Kuşların Tarihinde Hayatta Kalma Mücadelesi

Kuşların Tarihi ve Hayatta Kalma Mücadelesi

Günlük yaşantımızın alışıldık bir parçası olan kuşların, yaklaşık 160 milyon yıl önce dinozorlardan evrimleştiği tahmin edilmektedir. Bu süreçte kuşlar ve dinozorlar, yaklaşık 100 milyon yıl boyunca birlikte yaşamışlardır. Bilim insanları, kuşların, velociraptor gibi tüylü theropod dinozorların bir alt grubundan, yani dromaeosaurs ya da “koşan kertenkeleler” olarak bilinen belirli bir dinozor ailesinden geldiğini öne sürmektedir.

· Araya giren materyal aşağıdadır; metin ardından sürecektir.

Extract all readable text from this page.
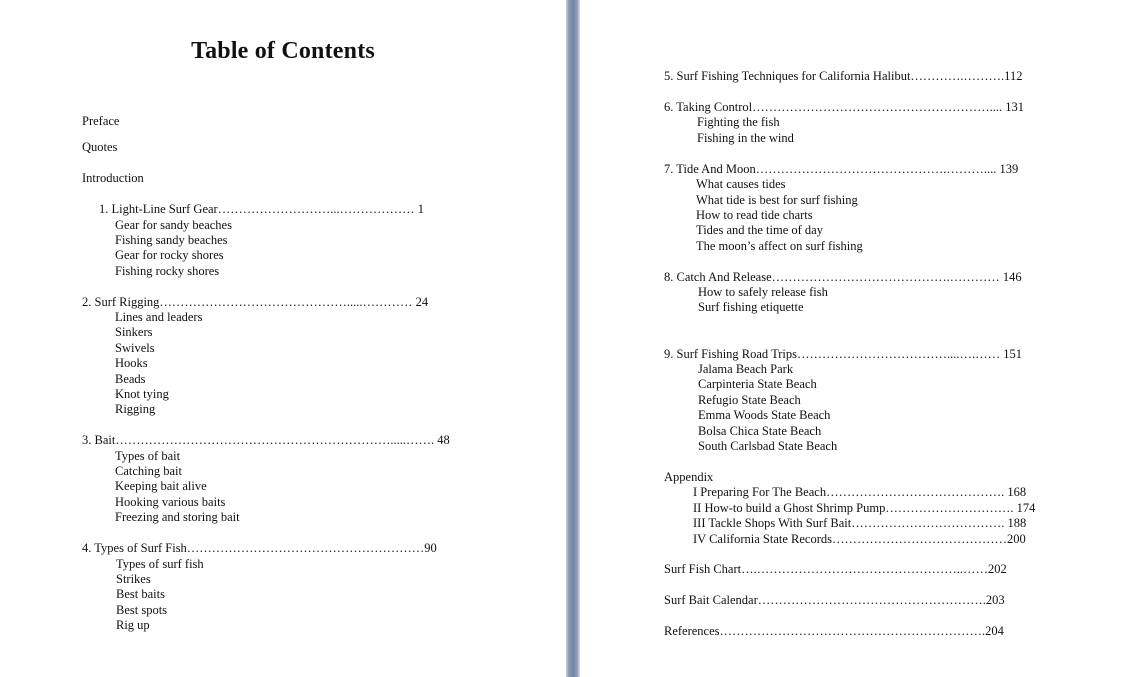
Table of Contents
Preface
Quotes
Introduction
1. Light-Line Surf Gear………………………...……………… 1
Gear for sandy beaches
Fishing sandy beaches
Gear for rocky shores
Fishing rocky shores
2. Surf Rigging……………………………………….....………… 24
Lines and leaders
Sinkers
Swivels
Hooks
Beads
Knot tying
Rigging
3. Bait………………………………………………………….....……. 48
Types of bait
Catching bait
Keeping bait alive
Hooking various baits
Freezing and storing bait
4. Types of Surf Fish…………………………………………………90
Types of surf fish
Strikes
Best baits
Best spots
Rig up
5. Surf Fishing Techniques for California Halibut………….……….112
6. Taking Control………………………………………………….... 131
Fighting the fish
Fishing in the wind
7. Tide And Moon……………………………………….……….... 139
What causes tides
What tide is best for surf fishing
How to read tide charts
Tides and the time of day
The moon’s affect on surf fishing
8. Catch And Release…………………………………….………… 146
How to safely release fish
Surf fishing etiquette
9. Surf Fishing Road Trips………………………………....….…… 151
Jalama Beach Park
Carpinteria State Beach
Refugio State Beach
Emma Woods State Beach
Bolsa Chica State Beach
South Carlsbad State Beach
Appendix
I Preparing For The Beach……………………………………. 168
II How-to build a Ghost Shrimp Pump…………………………. 174
III Tackle Shops With Surf Bait………………………………. 188
IV California State Records……………………………………200
Surf Fish Chart….…………………………………………..……202
Surf Bait Calendar……………………………………………….203
References……………………………………………………….204
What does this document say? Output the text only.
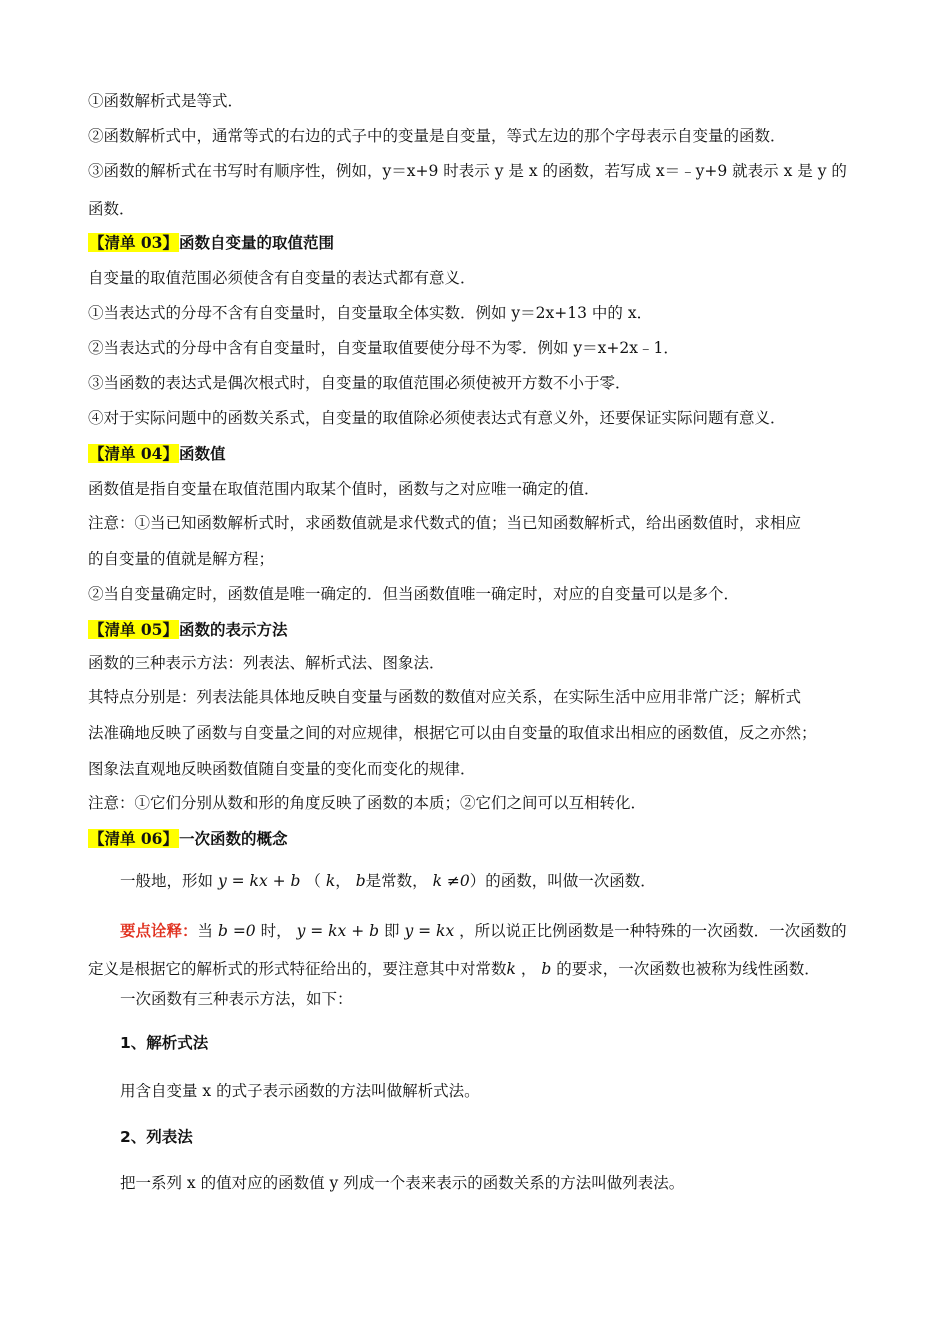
①函数解析式是等式．
②函数解析式中，通常等式的右边的式子中的变量是自变量，等式左边的那个字母表示自变量的函数．
③函数的解析式在书写时有顺序性，例如，y＝x+9 时表示 y 是 x 的函数，若写成 x＝﹣y+9 就表示 x 是 y 的
函数．
【清单 03】函数自变量的取值范围
自变量的取值范围必须使含有自变量的表达式都有意义．
①当表达式的分母不含有自变量时，自变量取全体实数．例如 y＝2x+13 中的 x．
②当表达式的分母中含有自变量时，自变量取值要使分母不为零．例如 y＝x+2x﹣1．
③当函数的表达式是偶次根式时，自变量的取值范围必须使被开方数不小于零．
④对于实际问题中的函数关系式，自变量的取值除必须使表达式有意义外，还要保证实际问题有意义．
【清单 04】函数值
函数值是指自变量在取值范围内取某个值时，函数与之对应唯一确定的值．
注意：①当已知函数解析式时，求函数值就是求代数式的值；当已知函数解析式，给出函数值时，求相应
的自变量的值就是解方程；
②当自变量确定时，函数值是唯一确定的．但当函数值唯一确定时，对应的自变量可以是多个．
【清单 05】函数的表示方法
函数的三种表示方法：列表法、解析式法、图象法．
其特点分别是：列表法能具体地反映自变量与函数的数值对应关系，在实际生活中应用非常广泛；解析式
法准确地反映了函数与自变量之间的对应规律，根据它可以由自变量的取值求出相应的函数值，反之亦然；
图象法直观地反映函数值随自变量的变化而变化的规律．
注意：①它们分别从数和形的角度反映了函数的本质；②它们之间可以互相转化．
【清单 06】一次函数的概念
一般地，形如 y = kx + b （ k， b是常数， k ≠0）的函数，叫做一次函数．
要点诠释：当 b =0 时， y = kx + b 即 y = kx ，所以说正比例函数是一种特殊的一次函数．一次函数的
定义是根据它的解析式的形式特征给出的，要注意其中对常数k ， b 的要求，一次函数也被称为线性函数．
一次函数有三种表示方法，如下：
1、解析式法
用含自变量 x 的式子表示函数的方法叫做解析式法。
2、列表法
把一系列 x 的值对应的函数值 y 列成一个表来表示的函数关系的方法叫做列表法。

66 milyon yıl önce, Meksika kıyıları açıklarında meydana gelen bir asteroid çarpması, dinozorların neslinin tükenmesine neden oldu. Ancak bu olaydan bazı kuşlar hayatta kalmayı başardı. Kuşların tarihi üzerine uzmanlaşmış bilim insanları, yaptıkları araştırmalarla bu hayatta kalma durumunun nedenlerini anlamaya çalışıyorlar. Fosiller ve uzun zaman önceki yaşamla ilgili diğer kanıtları bir araya getirerek, kuşların neden yok olmadığını anlamaya yönelik farklı teoriler geliştirmektedirler.

Günümüzdeki kuşların dişleri bulunmamaktadır. Bunun yerine, çeşitli şekil ve boyutlarda gagalara sahiptirler. Ancak dinozor döneminde yaşayan bazı kuşların dişleri bulunuyordu. Asteroidin çarpmasından sonra, dişleri olan tüm kuş türlerinin nesli tükendi. Buna karşın dişsiz olan kuşların büyük bir kısmı yaşamaya devam etti. Bazı bilim insanları, bu dişsiz kuşların hayatta kalmasını sağlayan en önemli etkenin dişlerinin olmaması olduğunu düşünmektedir.

İlk dişsiz kuşların fosilleri, bu kuşların bitki bazlı yiyecekleri, özellikle kabuklu yemişler, meyveler ve tohumlar gibi besinleri daha fazla tüketebildiklerini göstermektedir. Bu durum, dişli kuşlara kıyasla diğer hayvanları avlamaya daha az bağımlı olmaları anlamına gelmektedir. Bazı bilim insanları, bu diyet farklılığının asteroid çarpmasından sonra büyük bir avantaj sağladığını savunmaktadır.

Asteroid Dünya’ya çarptığında, muazzam tsunamilere ve depremlere neden oldu. Çarpışmadan kaynaklanan dev bir ısı dalgası, asteroidin çarptığı bölgenin yakınlarında büyük orman yangınlarına yol açtı. Takip eden aylarda, Dünya’nın atmosferi büyük miktarda toz ile doldu. Bu toz, Güneş ışığının yüzeye ulaşmasını engelleyerek bitkilerin büyümesi için gerekli olan ışık miktarını azalttı. Birçok hayvan türü bu değişiklikler sonucunda yok olurken, bitkiler de yeterli güneş ışığı alamadıkları için zor bir dönem geçirdiler. Bu durum, kuşların yiyecek bulmalarını oldukça güçleştirmiştir.

Ancak toprakta gagalayarak gömülü tohumlar veya yemişler bulabilen dişsiz kuşların, bu zorlu süreçte hayatta kalma becerileri açısından büyük bir avantaja sahip oldukları düşünülebilir. Elbette, dişsiz kuşların hayatta kalmasına ve dişli kuzenlerinin yok olmasına neden olan başka etkenler de mevcut olabilir ve bu etkenler arasında şans da önemli bir rol oynamaktadır.